Search code examples
pythonpython-3.xperformancenumpymasking

How to accelerate numpy array masking?


I am profiling performance of a piece of Python code, using a line profiler.

In the code, I have a numpy array tt of shape (106906,) and dtype=int64. With the help of the profiler, I find that the the second line below mask[tt]=True is quite slow. Is there anyway to accelerate it? I am on Python 3 if that matters.

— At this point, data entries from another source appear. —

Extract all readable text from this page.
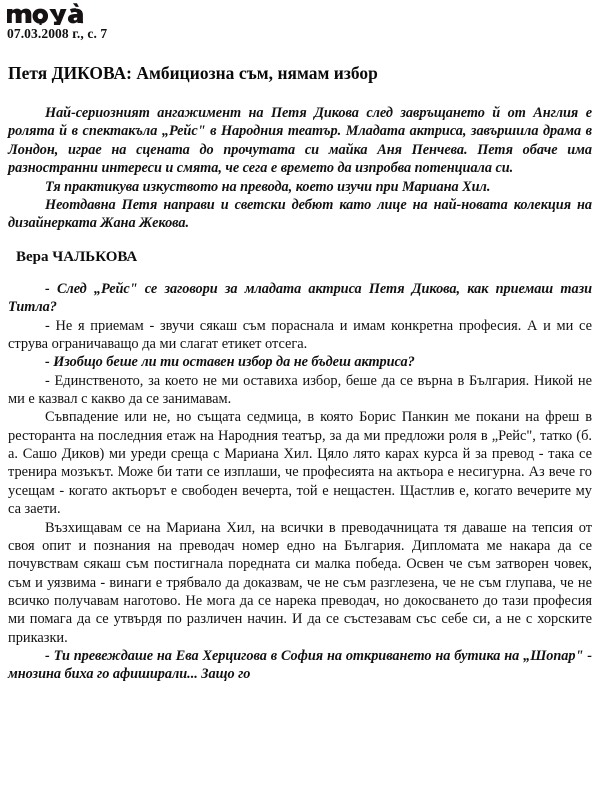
07.03.2008 г., с. 7
Петя ДИКОВА: Амбициозна съм, нямам избор

Най-сериозният ангажимент на Петя Дикова след завръщането й от Англия е ролята й в спектакъла „Рейс" в Народния театър. Младата актриса, завършила драма в Лондон, играе на сцената до прочутата си майка Аня Пенчева. Петя обаче има разностранни интереси и смята, че сега е времето да изпробва потенциала си.

Тя практикува изкуството на превода, което изучи при Мариана Хил.

Неотдавна Петя направи и светски дебют като лице на най-новата колекция на дизайнерката Жана Жекова.

Вера ЧАЛЬКОВА

- След „Рейс" се заговори за младата актриса Петя Дикова, как приемаш тази Титла?

- Не я приемам - звучи сякаш съм пораснала и имам конкретна професия. А и ми се струва ограничаващо да ми слагат етикет отсега.

- Изобщо беше ли ти оставен избор да не бъдеш актриса?

- Единственото, за което не ми оставиха избор, беше да се върна в България. Никой не ми е казвал с какво да се занимавам.

Съвпадение или не, но същата седмица, в която Борис Панкин ме покани на фреш в ресторанта на последния етаж на Народния театър, за да ми предложи роля в „Рейс", татко (б. а. Сашо Диков) ми уреди среща с Мариана Хил. Цяло лято карах курса й за превод - така се тренира мозъкът. Може би тати се изплаши, че професията на актьора е несигурна. Аз вече го усещам - когато актьорът е свободен вечерта, той е нещастен. Щастлив е, когато вечерите му са заети.

Възхищавам се на Мариана Хил, на всички в преводачницата тя даваше на тепсия от своя опит и познания на преводач номер едно на България. Дипломата ме накара да се почувствам сякаш съм постигнала поредната си малка победа. Освен че съм затворен човек, съм и уязвима - винаги е трябвало да доказвам, че не съм разглезена, че не съм глупава, че не всичко получавам наготово. Не мога да се нарека преводач, но докосването до тази професия ми помага да се утвърдя по различен начин. И да се състезавам със себе си, а не с хорските приказки.

- Ти превеждаше на Ева Херцигова в София на откриването на бутика на „Шопар" - мнозина биха го афиширали... Защо го
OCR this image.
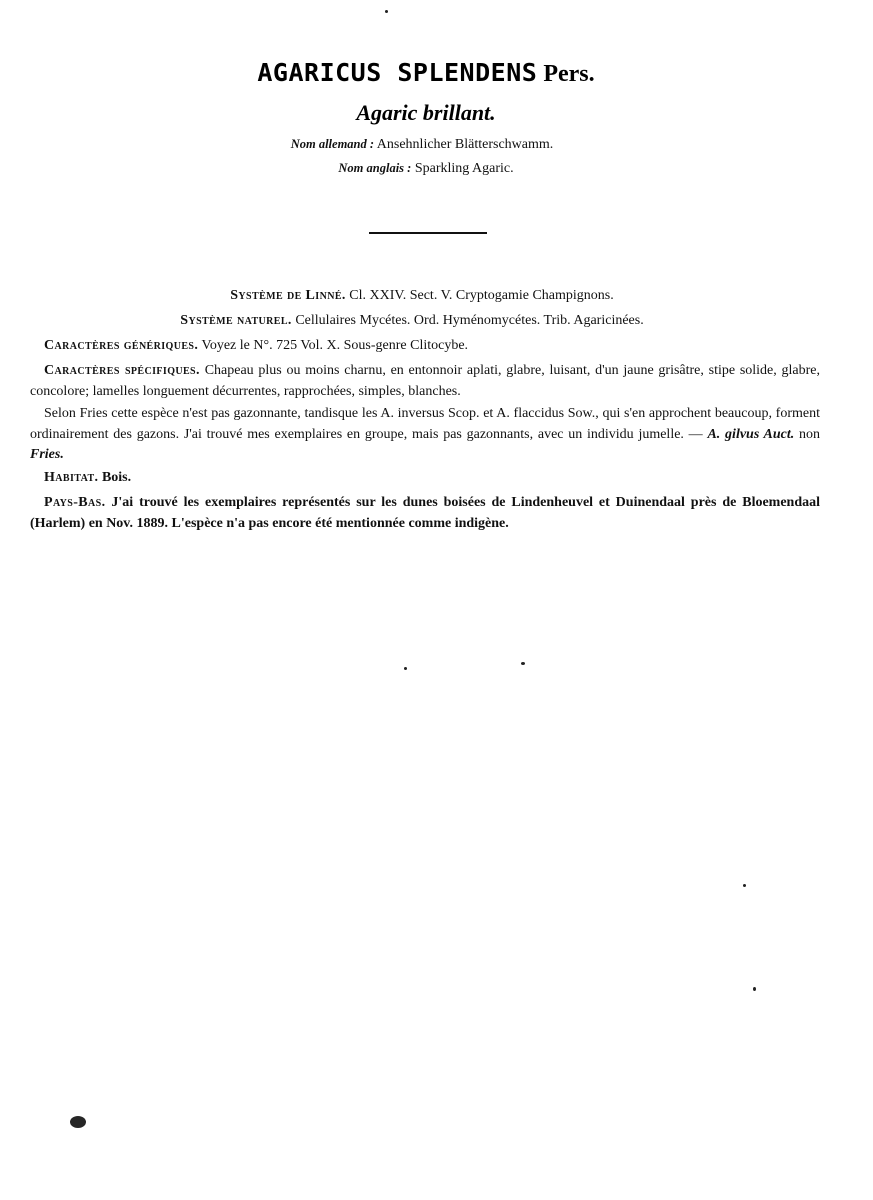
AGARICUS SPLENDENS Pers.
Agaric brillant.
Nom allemand : Ansehnlicher Blätterschwamm.
Nom anglais : Sparkling Agaric.
Système de Linné. Cl. XXIV. Sect. V. Cryptogamie Champignons.
Système naturel. Cellulaires Mycétes. Ord. Hyménomycétes. Trib. Agaricinées.
Caractères génériques. Voyez le N°. 725 Vol. X. Sous-genre Clitocybe.
Caractères spécifiques. Chapeau plus ou moins charnu, en entonnoir aplati, glabre, luisant, d'un jaune grisâtre, stipe solide, glabre, concolore; lamelles longuement décurrentes, rapprochées, simples, blanches.
Selon Fries cette espèce n'est pas gazonnante, tandisque les A. inversus Scop. et A. flaccidus Sow., qui s'en approchent beaucoup, forment ordinairement des gazons. J'ai trouvé mes exemplaires en groupe, mais pas gazonnants, avec un individu jumelle. — A. gilvus Auct. non Fries.
Habitat. Bois.
Pays-Bas. J'ai trouvé les exemplaires représentés sur les dunes boisées de Lindenheuvel et Duinendaal près de Bloemendaal (Harlem) en Nov. 1889. L'espèce n'a pas encore été mentionnée comme indigène.
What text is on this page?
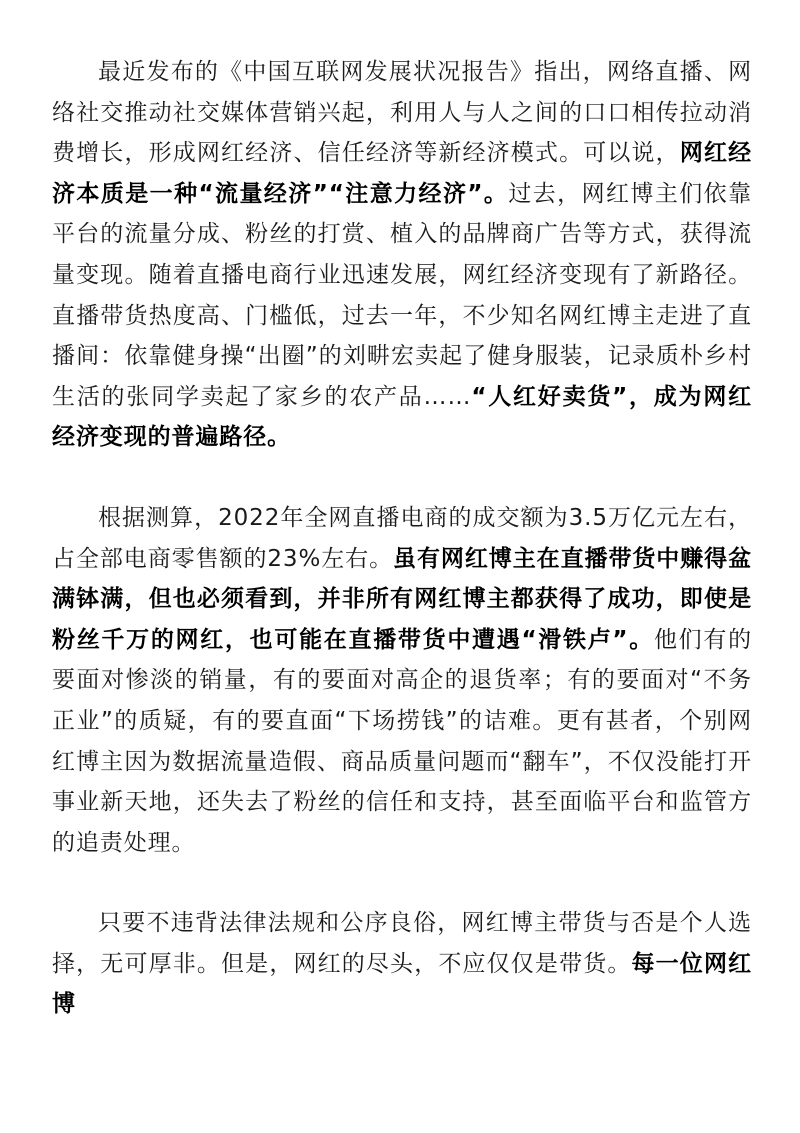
最近发布的《中国互联网发展状况报告》指出，网络直播、网络社交推动社交媒体营销兴起，利用人与人之间的口口相传拉动消费增长，形成网红经济、信任经济等新经济模式。可以说，网红经济本质是一种“流量经济”“注意力经济”。过去，网红博主们依靠平台的流量分成、粉丝的打赏、植入的品牌商广告等方式，获得流量变现。随着直播电商行业迅速发展，网红经济变现有了新路径。直播带货热度高、门槛低，过去一年，不少知名网红博主走进了直播间：依靠健身操“出圈”的刘畊宏卖起了健身服装，记录质朴乡村生活的张同学卖起了家乡的农产品……“人红好卖货”，成为网红经济变现的普遍路径。

根据测算，2022年全网直播电商的成交额为3.5万亿元左右，占全部电商零售额的23%左右。虽有网红博主在直播带货中赚得盆满钵满，但也必须看到，并非所有网红博主都获得了成功，即使是粉丝千万的网红，也可能在直播带货中遭遇“滑铁卢”。他们有的要面对惨淡的销量，有的要面对高企的退货率；有的要面对“不务正业”的质疑，有的要直面“下场捞钱”的诘难。更有甚者，个别网红博主因为数据流量造假、商品质量问题而“翻车”，不仅没能打开事业新天地，还失去了粉丝的信任和支持，甚至面临平台和监管方的追责处理。

只要不违背法律法规和公序良俗，网红博主带货与否是个人选择，无可厚非。但是，网红的尽头，不应仅仅是带货。每一位网红博
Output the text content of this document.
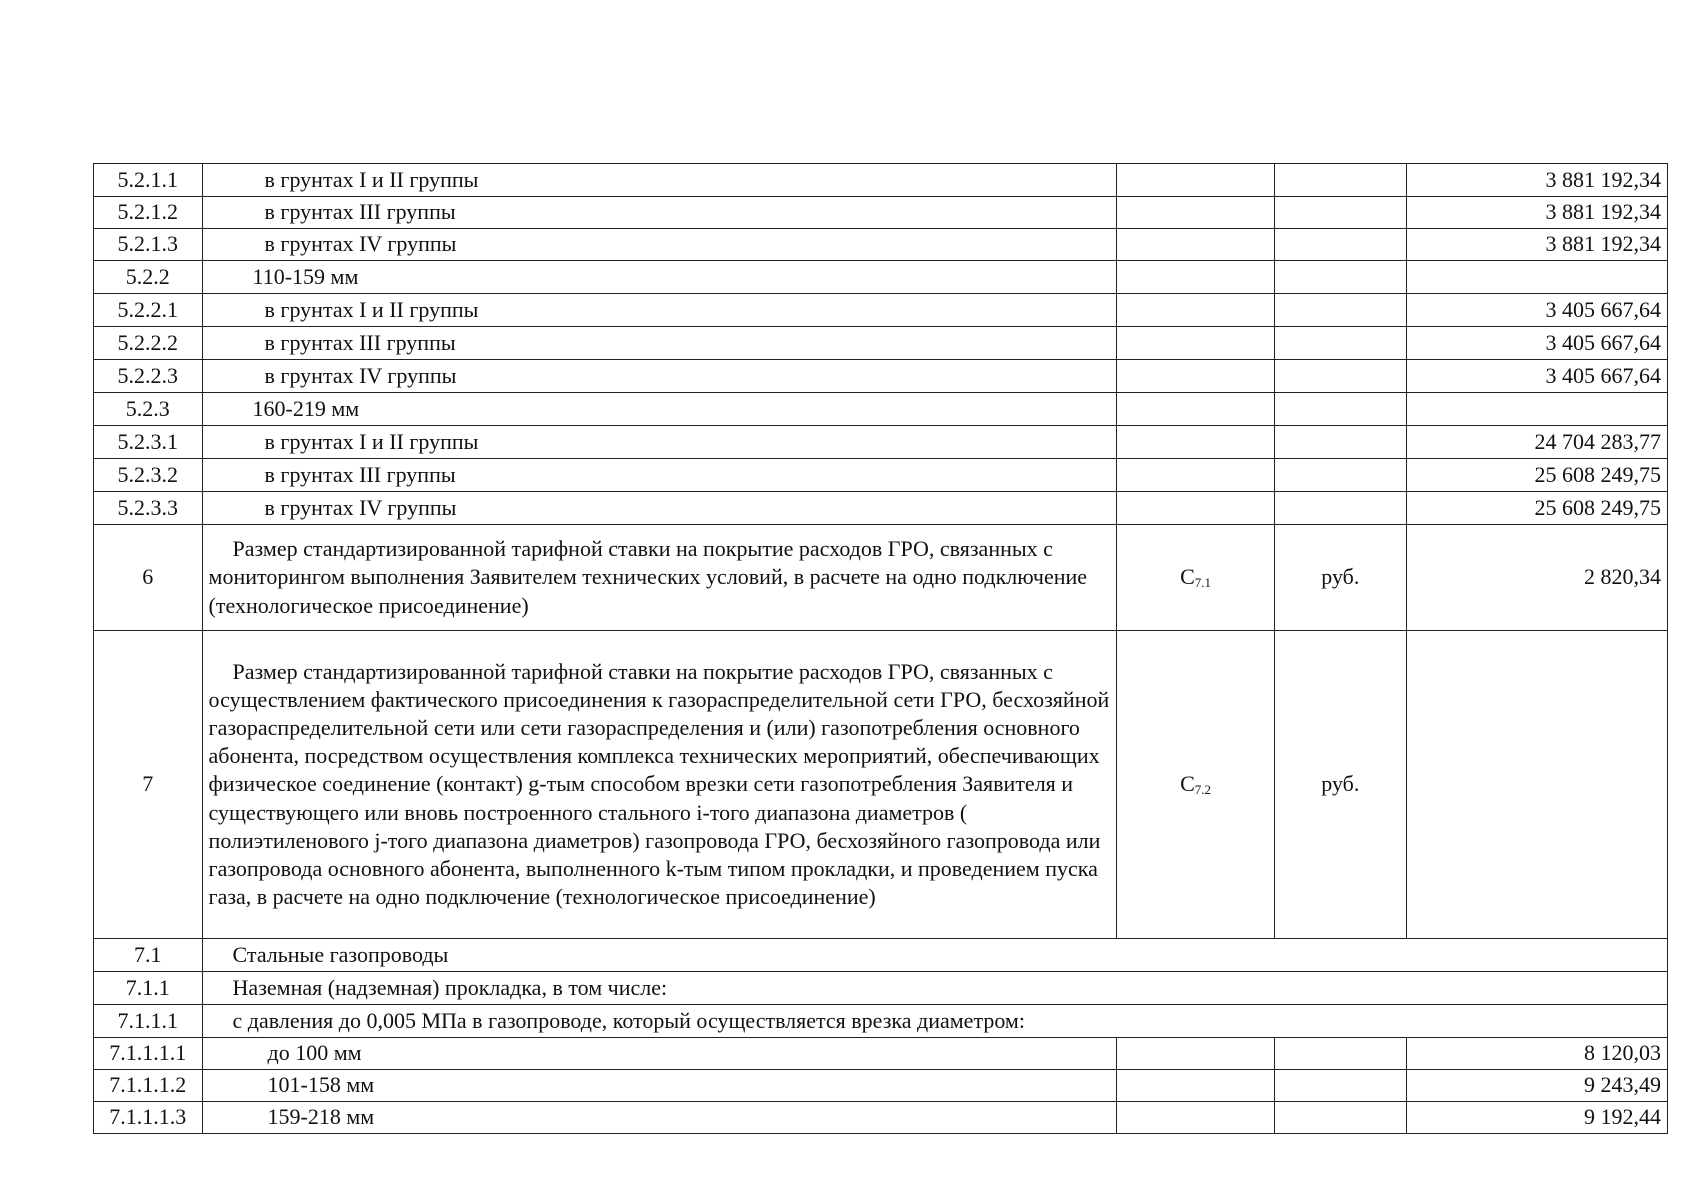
5.2.1.1	в грунтах I и II группы			3 881 192,34
5.2.1.2	в грунтах III группы			3 881 192,34
5.2.1.3	в грунтах IV группы			3 881 192,34
5.2.2	110-159 мм			
5.2.2.1	в грунтах I и II группы			3 405 667,64
5.2.2.2	в грунтах III группы			3 405 667,64
5.2.2.3	в грунтах IV группы			3 405 667,64
5.2.3	160-219 мм			
5.2.3.1	в грунтах I и II группы			24 704 283,77
5.2.3.2	в грунтах III группы			25 608 249,75
5.2.3.3	в грунтах IV группы			25 608 249,75
6	Размер стандартизированной тарифной ставки на покрытие расходов ГРО, связанных с мониторингом выполнения Заявителем технических условий, в расчете на одно подключение (технологическое присоединение)	$С_{7.1}$	руб.	2 820,34
7	Размер стандартизированной тарифной ставки на покрытие расходов ГРО, связанных с осуществлением фактического присоединения к газораспределительной сети ГРО, бесхозяйной газораспределительной сети или сети газораспределения и (или) газопотребления основного абонента, посредством осуществления комплекса технических мероприятий, обеспечивающих физическое соединение (контакт) g-тым способом врезки сети газопотребления Заявителя и существующего или вновь построенного стального i-того диапазона диаметров ( полиэтиленового j-того диапазона диаметров) газопровода ГРО, бесхозяйного газопровода или газопровода основного абонента, выполненного k-тым типом прокладки, и проведением пуска газа, в расчете на одно подключение (технологическое присоединение)	$С_{7.2}$	руб.	
7.1	Стальные газопроводы			
7.1.1	Наземная (надземная) прокладка, в том числе:			
7.1.1.1	с давления до 0,005 МПа в газопроводе, который осуществляется врезка диаметром:			
7.1.1.1.1	до 100 мм			8 120,03
7.1.1.1.2	101-158 мм			9 243,49
7.1.1.1.3	159-218 мм			9 192,44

   mask = np.zeros(100000, dtype='bool')
   mask[tt] = True

Solution

  • You can use Numba as @orlevii has suggested:

    from numba import njit
    @njit
    def f(mask,tt):
        mask[tt] = True
    #Test:
    mask = np.zeros(1000000, dtype='bool')
    tt = np.random.randint(0,1000000,106906)
    f(mask,tt)
    

    A simple %%timeit check suggests that you should expect roughly 3 times faster execution.

    Further speed-up can be achieved by utilizing the GPU. An example of how to do it with PyTorch:

    import torch
    mask = torch.zeros(1000000).type(torch.cuda.FloatTensor)
    tt = torch.randint(0,1000000,torch.Size([106906])).type(torch.cuda.LongTensor)
    mask[tt] =  True
    

    Note that here we use a torch.Tensor object which is the equivalent of numpy.ndarray in PyTorch. Code will run only if you have a GPU (of NVIDIA) with CUDA. Expect x30 speed-up w.r.t your original code on Tesla V100-SXM2.